Abstract Most carbonate reservoirs are naturally fractured and typically produce less than 10% OOIP during primary recovery. Spontaneous imbibition is an important oil recovery mechanism from these types of reservoirs. In some situations, imbibition of water can be promoted by chemical stimulation with surfactants to alter the reservoir wettability toward water-wetness such that oil is expelled at an economic rate from the rock matrix into fractures. Here, we investigated the use of chemicals to modify the wettability of reservoir rock to a more water-wet state in order to produce additional oil via imbibition. Five chemicals that effectively improved water-wetness were used in the imbibition tests: two nonionic surfactants Tomadol T91-8 and Pluronic L-64, two anionic surfactants Rhodacal A-246L and Rhodapex CD 128, and an amphoteric surfactant Mirataine CB. The San Andres formation in the Permian Basin of Texas and New Mexico is a great oil-producing formation in the United States.
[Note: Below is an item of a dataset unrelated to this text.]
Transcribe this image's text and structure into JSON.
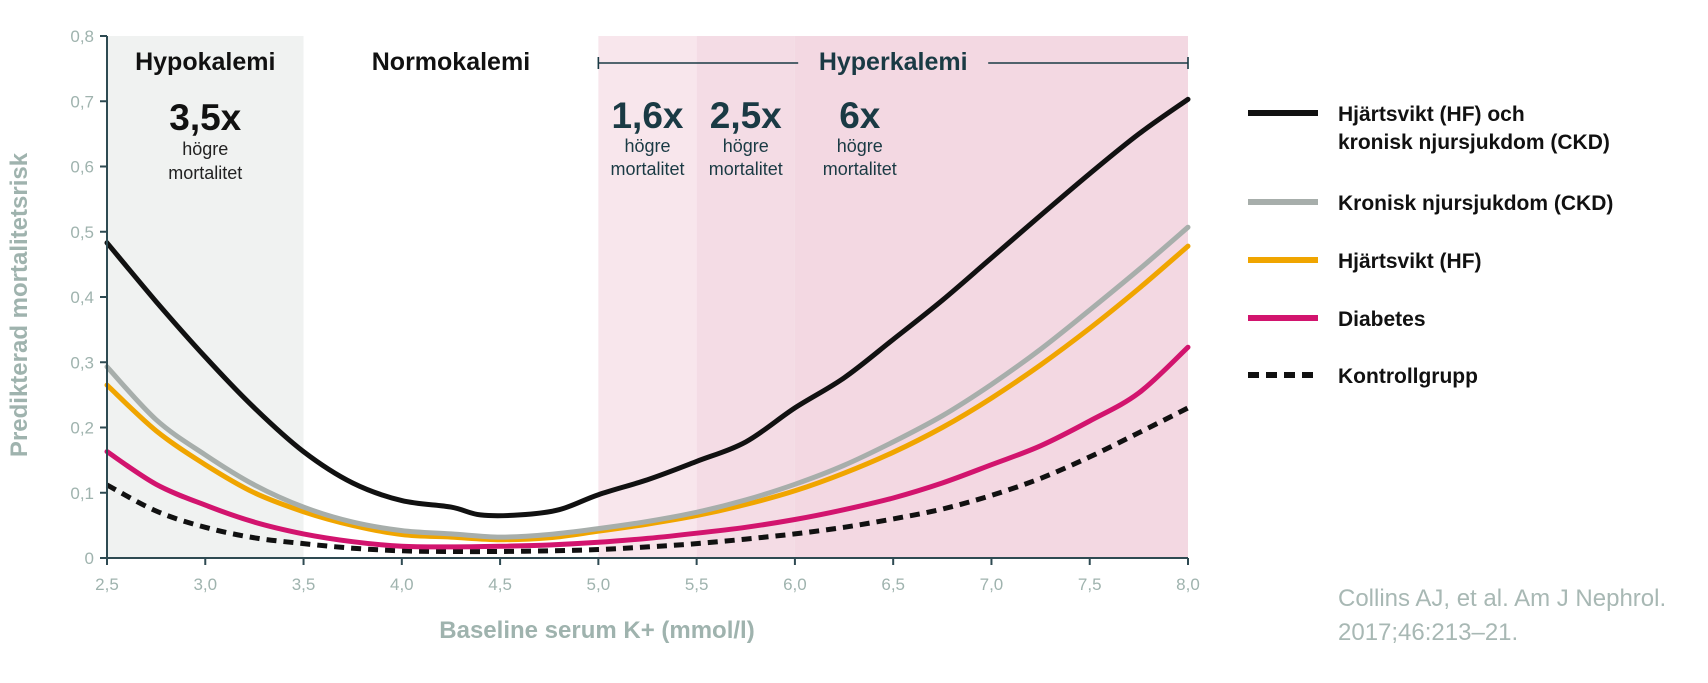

An estimated 50,000 wells produce oil from this oil-wet carbonate reservoir. Laboratory imbibition tests were conducted on core plugs and fluids from the Fuhrman Masho and Eagle Creek fields. Thin section analysis indicated that both fields contain dolomite, calcite, and anhydrite. The core plugs were soaked in imbibition cells containing formation water at a reservoir temperature of 40°C (104°F). For Fuhrman Masho cores, maximum oil recovery via water alone was less than 4% of the original oil in place (OOIP). After the oil production stopped, the water was replaced with a surfactant solution at a concentration of 1500 to 3500 ppm. The imbibition process then continued until no oil was produced. The incremental oil recovered varied from 0 to 48% OOIP; higher permeability and bulk volume of oil in the cores resulted in higher oil recovery by surfactant imbibition. No oil was produced by brine imbibition for some Eagle Creek cores; however, others produced up to 34% of the OOIP. Surfactant treatment did not improve oil recovery every core. The laboratory tests indicated that the improved oil recovery by surfactant treatment depended on rock mineralogy, porosity, permeability, and pore heterogeneity. Each field must be individually evaluated.